É legal ser um exemplo. O que quero fazer hoje pelos meus filmes, pela minha presença e pela minha voz é dar força à mulher. Aos 78 anos, passei por coisas inacreditáveis. Não existia protagonismo feminismo, ainda mais [vindo de] uma menina como eu, que se casou aos 18 anos [com o cineasta Glauber Rocha]. Eu podia ter sido destruída por esse casamento e, ainda por cima, não o aceitei e me desquitei. Tudo foi muito difícil e minha força veio daí.

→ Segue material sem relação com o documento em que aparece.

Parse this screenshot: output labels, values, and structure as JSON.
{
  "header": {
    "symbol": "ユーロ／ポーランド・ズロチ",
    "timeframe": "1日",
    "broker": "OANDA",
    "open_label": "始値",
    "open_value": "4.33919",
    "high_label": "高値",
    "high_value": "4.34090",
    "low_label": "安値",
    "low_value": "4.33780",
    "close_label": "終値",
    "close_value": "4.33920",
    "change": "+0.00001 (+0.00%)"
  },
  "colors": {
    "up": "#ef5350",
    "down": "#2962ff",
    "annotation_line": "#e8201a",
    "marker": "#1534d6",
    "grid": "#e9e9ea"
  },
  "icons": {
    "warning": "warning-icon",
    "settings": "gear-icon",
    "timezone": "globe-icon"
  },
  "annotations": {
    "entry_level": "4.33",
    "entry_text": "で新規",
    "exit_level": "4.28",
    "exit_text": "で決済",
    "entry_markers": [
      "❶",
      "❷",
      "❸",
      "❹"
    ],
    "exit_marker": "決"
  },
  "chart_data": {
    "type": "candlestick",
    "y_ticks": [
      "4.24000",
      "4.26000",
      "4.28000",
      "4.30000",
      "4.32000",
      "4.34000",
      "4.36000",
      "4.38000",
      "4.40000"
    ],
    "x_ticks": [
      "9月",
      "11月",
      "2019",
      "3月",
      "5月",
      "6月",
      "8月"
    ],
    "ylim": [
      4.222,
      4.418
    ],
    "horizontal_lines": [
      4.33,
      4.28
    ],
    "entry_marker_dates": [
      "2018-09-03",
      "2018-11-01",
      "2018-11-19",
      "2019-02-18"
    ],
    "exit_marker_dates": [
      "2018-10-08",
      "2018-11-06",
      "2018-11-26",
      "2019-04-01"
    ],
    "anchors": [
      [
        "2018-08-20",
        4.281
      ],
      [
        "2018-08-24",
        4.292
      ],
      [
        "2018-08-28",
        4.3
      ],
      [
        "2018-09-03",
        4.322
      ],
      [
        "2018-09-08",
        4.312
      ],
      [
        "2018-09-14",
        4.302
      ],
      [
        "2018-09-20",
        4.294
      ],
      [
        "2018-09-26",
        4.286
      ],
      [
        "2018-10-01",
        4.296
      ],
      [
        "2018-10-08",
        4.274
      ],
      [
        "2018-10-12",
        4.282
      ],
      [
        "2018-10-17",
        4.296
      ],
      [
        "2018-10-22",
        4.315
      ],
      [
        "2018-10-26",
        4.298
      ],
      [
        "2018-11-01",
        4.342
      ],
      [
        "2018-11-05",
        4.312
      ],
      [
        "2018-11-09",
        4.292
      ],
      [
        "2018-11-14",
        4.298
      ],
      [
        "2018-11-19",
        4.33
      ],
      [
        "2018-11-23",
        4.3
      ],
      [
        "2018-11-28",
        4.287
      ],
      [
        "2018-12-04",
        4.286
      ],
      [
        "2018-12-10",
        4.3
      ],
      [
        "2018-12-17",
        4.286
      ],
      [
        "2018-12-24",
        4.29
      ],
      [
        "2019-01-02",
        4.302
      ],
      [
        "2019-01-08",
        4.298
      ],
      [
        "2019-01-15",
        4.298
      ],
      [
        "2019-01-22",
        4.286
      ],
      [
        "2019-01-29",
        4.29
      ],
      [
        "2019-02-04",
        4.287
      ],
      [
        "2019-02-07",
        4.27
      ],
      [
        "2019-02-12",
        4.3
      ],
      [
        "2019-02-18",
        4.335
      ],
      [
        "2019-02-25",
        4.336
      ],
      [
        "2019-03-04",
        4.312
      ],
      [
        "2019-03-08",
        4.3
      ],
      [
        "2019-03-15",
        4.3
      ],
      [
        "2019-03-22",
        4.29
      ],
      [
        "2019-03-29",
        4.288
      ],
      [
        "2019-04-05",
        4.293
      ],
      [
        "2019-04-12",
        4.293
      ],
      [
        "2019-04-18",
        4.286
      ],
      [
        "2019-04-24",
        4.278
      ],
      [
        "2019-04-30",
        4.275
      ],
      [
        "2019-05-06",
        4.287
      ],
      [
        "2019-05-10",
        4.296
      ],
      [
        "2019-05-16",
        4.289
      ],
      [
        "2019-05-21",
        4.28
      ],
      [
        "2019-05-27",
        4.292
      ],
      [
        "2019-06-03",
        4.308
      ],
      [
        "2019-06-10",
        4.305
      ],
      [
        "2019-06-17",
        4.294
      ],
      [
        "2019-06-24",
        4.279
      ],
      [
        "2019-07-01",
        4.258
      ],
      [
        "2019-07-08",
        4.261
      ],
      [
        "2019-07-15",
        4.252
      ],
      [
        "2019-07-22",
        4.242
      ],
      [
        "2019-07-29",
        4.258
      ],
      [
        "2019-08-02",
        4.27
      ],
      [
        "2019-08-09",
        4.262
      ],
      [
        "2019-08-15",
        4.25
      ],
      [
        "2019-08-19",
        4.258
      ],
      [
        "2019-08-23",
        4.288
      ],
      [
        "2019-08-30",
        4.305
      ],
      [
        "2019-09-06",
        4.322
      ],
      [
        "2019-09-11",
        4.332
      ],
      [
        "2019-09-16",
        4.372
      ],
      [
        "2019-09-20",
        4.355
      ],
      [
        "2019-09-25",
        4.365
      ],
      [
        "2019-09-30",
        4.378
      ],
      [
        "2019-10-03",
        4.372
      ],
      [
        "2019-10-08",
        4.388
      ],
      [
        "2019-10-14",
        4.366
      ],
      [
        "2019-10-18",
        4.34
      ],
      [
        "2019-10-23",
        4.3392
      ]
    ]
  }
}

Muita gente se debruça sobre o cinema do Sganzerla [segundo marido da cineasta]. Ele me deu a oportunidade de fazer aqueles filmes, aquelas atuações consideradas as primeiras performances no cinema brasileiro. A Mulher de Todos (1969) inaugurou uma nova forma de atuação.

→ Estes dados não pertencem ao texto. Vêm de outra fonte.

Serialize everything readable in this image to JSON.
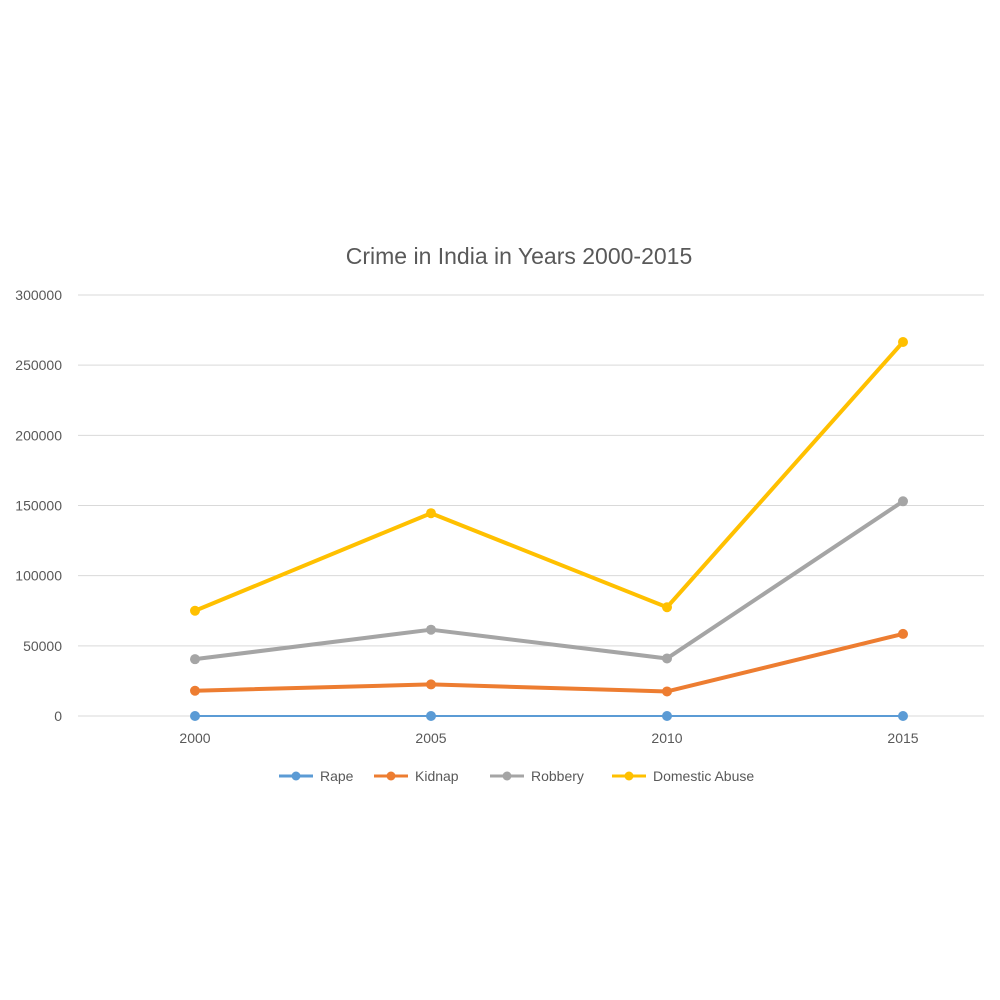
{
  "chart_data": {
    "type": "line",
    "title": "Crime in India in Years 2000-2015",
    "xlabel": "",
    "ylabel": "",
    "categories": [
      "2000",
      "2005",
      "2010",
      "2015"
    ],
    "ylim": [
      0,
      300000
    ],
    "yticks": [
      "0",
      "50000",
      "100000",
      "150000",
      "200000",
      "250000",
      "300000"
    ],
    "grid": true,
    "legend_position": "bottom",
    "series": [
      {
        "name": "Rape",
        "color": "#5b9bd5",
        "values": [
          0,
          0,
          0,
          0
        ]
      },
      {
        "name": "Kidnap",
        "color": "#ed7d31",
        "values": [
          18000,
          22500,
          17500,
          58500
        ]
      },
      {
        "name": "Robbery",
        "color": "#a5a5a5",
        "values": [
          40500,
          61500,
          41000,
          153000
        ]
      },
      {
        "name": "Domestic Abuse",
        "color": "#ffc000",
        "values": [
          75000,
          144500,
          77500,
          266500
        ]
      }
    ]
  }
}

Ouvindo elogios sobre a minha voz, me disseram: “Você tem uma voz de 20 anos”. Achei um absurdo, porque minha voz traz a experiência de muitos anos... E, é claro, pode ter jovialidade, mas não é a voz de uma pessoa de 20 anos, porque ela traz experiência. Às vezes, [as pessoas] se aproximam da gente sem saber o motivo. Algumas acham que é por juventude, mas eu penso o contrário. Acho que é minha maturidade que as atrai.

Corpo e mente

A imersão em cada trabalho é grande, profunda. É uma coincidência que um projeto de trabalho seja um projeto de vida, porque tanto no cinema quanto no teatro eu me relaciono constantemente com grupos variados, os quais têm em comum a busca pela imersão em seus projetos, uma característica minha também. Não consigo fazer de outra maneira: é uma vida toda dedicada à arte.

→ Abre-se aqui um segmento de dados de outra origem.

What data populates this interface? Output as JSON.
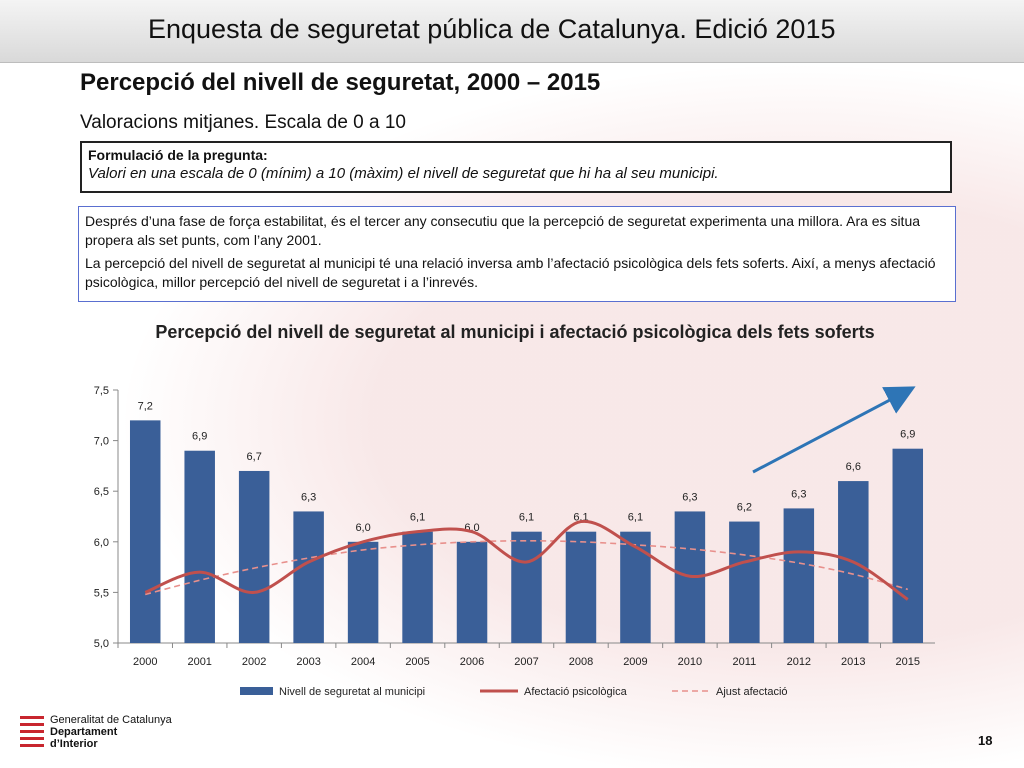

Vivo um momento de homenagens a minha carreira, uma época de consagração em que posso escolher meus projetos com bastante delicadeza. Nisso se encaixou a peça Tchekhov É um Cogumelo [que esteve em cartaz no Sesc Consolação], que adorei fazer. Desde os ensaios, vivenciei um sentido muito grande da renovação [da vida] por meio do teatro. A peça foi criada para voz e corpo, com movimentos bastante encaixados e coreografados. Há um trabalho físico. Os ensaios foram maravilhosos e puxados... Eles também fazem parte desse processo de cura que é o teatro.

Longevidade preservada

Minha vida inteira, trabalhei com o movimento. Pratico Tai Chi Chuan há 30 anos. Gostaria de envelhecer com meus movimentos naturais, e normais, feitos com exatidão. A voz também é importante. Sempre cuidei dela. Sempre a exercitei mesmo fora do palco, porque falo muito. A voz é instrumento para repassar meu legado.
Apesar de ter ótima saúde, passei por uma operação delicada neste ano e tive uma excelente recuperação, a qual devo muito ao teatro e ao método de estar absorvida naquele momento [do palco], naquela outra vida e na criação [do espetáculo]. A força primeira que me fez aparecer no mundo, ainda muito jovem, foi a atuação: uma vivência impulsionada pelo corpo. E nada é mais representativo nesse processo do que o teatro.